Factoring in SpecCast

Dave and Ken Bell bought SpecCast in 1986 when it was making mostly collectible belt buckles, key chains, statues and a few collectible tractors. “I was working at Ertl’s in charge of farm toys, marketing, licensing and developing products for the replica industry for many years,” Dave explains, “so buying SpecCast was just a natural progression.”

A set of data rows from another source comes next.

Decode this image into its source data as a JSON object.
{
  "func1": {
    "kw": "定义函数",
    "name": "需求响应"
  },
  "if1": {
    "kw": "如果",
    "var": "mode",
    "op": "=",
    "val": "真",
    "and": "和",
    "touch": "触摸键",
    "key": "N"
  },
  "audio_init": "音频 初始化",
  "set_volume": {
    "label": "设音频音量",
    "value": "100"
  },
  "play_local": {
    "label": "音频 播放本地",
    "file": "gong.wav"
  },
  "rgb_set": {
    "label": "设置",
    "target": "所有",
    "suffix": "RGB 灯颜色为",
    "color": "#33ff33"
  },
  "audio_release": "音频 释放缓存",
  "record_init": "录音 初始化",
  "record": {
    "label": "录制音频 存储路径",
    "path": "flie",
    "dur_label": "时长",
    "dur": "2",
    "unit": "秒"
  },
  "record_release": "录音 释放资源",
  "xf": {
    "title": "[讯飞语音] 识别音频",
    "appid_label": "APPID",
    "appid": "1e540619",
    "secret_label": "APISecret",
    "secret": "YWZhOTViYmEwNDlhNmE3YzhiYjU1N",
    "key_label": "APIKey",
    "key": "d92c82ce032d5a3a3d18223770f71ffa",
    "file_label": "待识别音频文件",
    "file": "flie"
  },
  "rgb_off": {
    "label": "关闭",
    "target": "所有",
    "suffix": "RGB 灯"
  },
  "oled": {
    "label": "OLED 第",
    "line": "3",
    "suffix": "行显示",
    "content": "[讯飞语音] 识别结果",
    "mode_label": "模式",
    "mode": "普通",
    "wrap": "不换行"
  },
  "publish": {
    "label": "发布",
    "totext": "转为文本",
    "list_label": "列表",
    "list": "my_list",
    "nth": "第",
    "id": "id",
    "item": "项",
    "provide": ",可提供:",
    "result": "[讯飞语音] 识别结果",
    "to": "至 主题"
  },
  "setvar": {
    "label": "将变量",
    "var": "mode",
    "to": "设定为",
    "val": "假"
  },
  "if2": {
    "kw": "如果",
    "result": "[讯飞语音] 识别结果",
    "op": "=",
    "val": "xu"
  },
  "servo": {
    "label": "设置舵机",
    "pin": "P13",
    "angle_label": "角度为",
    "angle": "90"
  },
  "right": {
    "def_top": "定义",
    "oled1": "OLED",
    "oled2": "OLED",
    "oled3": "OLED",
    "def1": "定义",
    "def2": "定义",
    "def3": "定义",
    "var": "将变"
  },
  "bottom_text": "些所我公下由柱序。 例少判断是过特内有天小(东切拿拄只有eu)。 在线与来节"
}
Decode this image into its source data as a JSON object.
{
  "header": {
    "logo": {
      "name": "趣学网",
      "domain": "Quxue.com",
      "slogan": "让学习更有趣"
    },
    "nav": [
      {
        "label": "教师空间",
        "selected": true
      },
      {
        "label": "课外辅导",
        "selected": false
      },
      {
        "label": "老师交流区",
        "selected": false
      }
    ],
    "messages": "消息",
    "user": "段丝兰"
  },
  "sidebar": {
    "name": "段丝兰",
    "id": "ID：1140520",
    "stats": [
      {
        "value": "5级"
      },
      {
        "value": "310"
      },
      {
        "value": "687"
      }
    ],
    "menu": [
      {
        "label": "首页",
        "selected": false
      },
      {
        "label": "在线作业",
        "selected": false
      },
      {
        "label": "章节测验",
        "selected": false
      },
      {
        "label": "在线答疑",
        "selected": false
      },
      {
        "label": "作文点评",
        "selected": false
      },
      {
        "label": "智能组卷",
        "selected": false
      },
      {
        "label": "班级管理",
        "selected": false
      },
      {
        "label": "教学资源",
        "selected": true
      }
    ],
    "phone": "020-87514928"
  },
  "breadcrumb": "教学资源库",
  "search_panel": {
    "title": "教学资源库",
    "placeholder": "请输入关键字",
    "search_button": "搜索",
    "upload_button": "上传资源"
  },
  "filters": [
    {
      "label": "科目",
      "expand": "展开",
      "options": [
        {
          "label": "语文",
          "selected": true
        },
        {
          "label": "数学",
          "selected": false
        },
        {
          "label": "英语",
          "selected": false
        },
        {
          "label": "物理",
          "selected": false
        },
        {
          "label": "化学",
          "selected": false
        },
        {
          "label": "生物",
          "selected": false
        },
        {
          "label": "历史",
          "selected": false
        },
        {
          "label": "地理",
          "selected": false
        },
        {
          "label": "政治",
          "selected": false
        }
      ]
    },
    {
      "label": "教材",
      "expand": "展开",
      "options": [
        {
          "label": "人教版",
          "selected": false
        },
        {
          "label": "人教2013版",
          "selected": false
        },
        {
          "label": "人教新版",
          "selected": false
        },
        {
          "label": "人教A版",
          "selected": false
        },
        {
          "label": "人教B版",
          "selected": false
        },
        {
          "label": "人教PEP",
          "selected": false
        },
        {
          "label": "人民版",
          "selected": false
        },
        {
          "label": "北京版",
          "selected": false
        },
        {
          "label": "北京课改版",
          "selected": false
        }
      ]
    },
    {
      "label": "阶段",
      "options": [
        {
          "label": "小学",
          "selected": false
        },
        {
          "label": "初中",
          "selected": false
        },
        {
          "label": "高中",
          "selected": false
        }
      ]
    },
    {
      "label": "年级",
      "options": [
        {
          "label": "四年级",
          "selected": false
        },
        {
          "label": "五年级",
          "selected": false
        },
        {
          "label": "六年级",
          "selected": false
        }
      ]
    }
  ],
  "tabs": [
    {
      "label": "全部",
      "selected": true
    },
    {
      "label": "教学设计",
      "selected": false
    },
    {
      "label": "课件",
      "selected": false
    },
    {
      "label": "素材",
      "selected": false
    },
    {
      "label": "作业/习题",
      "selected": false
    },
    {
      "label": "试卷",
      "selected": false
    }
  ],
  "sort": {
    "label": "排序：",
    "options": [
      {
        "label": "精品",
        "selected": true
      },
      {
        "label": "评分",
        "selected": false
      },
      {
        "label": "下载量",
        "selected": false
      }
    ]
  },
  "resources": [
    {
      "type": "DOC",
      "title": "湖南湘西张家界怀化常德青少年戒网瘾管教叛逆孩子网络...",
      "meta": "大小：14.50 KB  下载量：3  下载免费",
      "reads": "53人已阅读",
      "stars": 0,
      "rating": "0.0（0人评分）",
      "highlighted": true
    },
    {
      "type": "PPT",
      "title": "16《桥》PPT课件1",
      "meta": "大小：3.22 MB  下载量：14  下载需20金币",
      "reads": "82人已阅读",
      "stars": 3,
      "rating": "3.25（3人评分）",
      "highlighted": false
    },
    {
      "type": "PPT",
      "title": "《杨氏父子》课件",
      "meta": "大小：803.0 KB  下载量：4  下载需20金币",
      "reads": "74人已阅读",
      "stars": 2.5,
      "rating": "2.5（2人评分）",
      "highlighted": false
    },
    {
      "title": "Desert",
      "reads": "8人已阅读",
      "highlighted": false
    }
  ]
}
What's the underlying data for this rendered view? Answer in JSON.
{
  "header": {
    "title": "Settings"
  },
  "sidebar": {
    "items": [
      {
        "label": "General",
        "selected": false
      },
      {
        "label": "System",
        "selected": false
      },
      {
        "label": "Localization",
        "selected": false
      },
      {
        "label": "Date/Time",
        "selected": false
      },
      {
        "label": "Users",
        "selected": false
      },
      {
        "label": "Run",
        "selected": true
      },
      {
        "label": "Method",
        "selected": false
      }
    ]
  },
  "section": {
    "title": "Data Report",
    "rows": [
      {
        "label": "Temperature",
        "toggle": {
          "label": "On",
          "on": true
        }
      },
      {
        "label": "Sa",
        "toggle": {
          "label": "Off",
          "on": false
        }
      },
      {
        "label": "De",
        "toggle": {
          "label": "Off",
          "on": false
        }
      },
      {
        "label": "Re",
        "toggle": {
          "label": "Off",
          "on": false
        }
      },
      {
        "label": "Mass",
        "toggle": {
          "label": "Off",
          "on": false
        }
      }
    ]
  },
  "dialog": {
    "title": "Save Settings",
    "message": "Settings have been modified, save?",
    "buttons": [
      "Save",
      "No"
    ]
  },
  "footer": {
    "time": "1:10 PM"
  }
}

Today SpecCast produces model tractors (not toys, Dave notes, but collectible items) in 50 to 75 versions per year. The company is especially known for its pewter farm models. SpecCast produces a line of pewter J.I. Case tractors, and short runs of tractors originally made by companies that went out of business after limited production.

Scale Models Toys spun off from Ertl Co. in 1977, when Joe Ertl set up his own plant, ensuring domestic assembly of his farm toys. His autographed farm toys are well-known in the industry. Scale Models produces John Deere, Case, Kubota, AGCO, New Holland and other makes, including 1/8-scale farm toys, 1/4-scale pedal tractors and 1/16-scale farm tractors.

Ertl Co., now part of Racing Champions/Ertl of Dyersville, Iowa, produces a wide variety of farm toys ranging from 1/87 to 1/16 scale.

Hobby goes mainstream

Up to the late 1970s, many collectors were closet collectors. “When I was 16 or 17 years old, I was collecting,” says Lyle Hovland, Rothsay, Minn., “but I wasn’t going to let any of my peers know I was playing with toys, or that I liked toys.”

Even in the mid-1980s, collectors were wary about going public. “Collectors are coming out of the closet now,” said the late Claire Scheibe (who launched Toy Farmer magazine) in a 1985 interview. “A grown person can collect farm toys, just like collecting rocks or stamps or coins.”

As farm toy shows became more prevalent, the hobby matured. Collectors wanted models with greater accuracy and more detail. The Ertl Co. responded with its highly detailed (and popular) Precision Series. But the company limits its annual output, leaving collectors wanting more.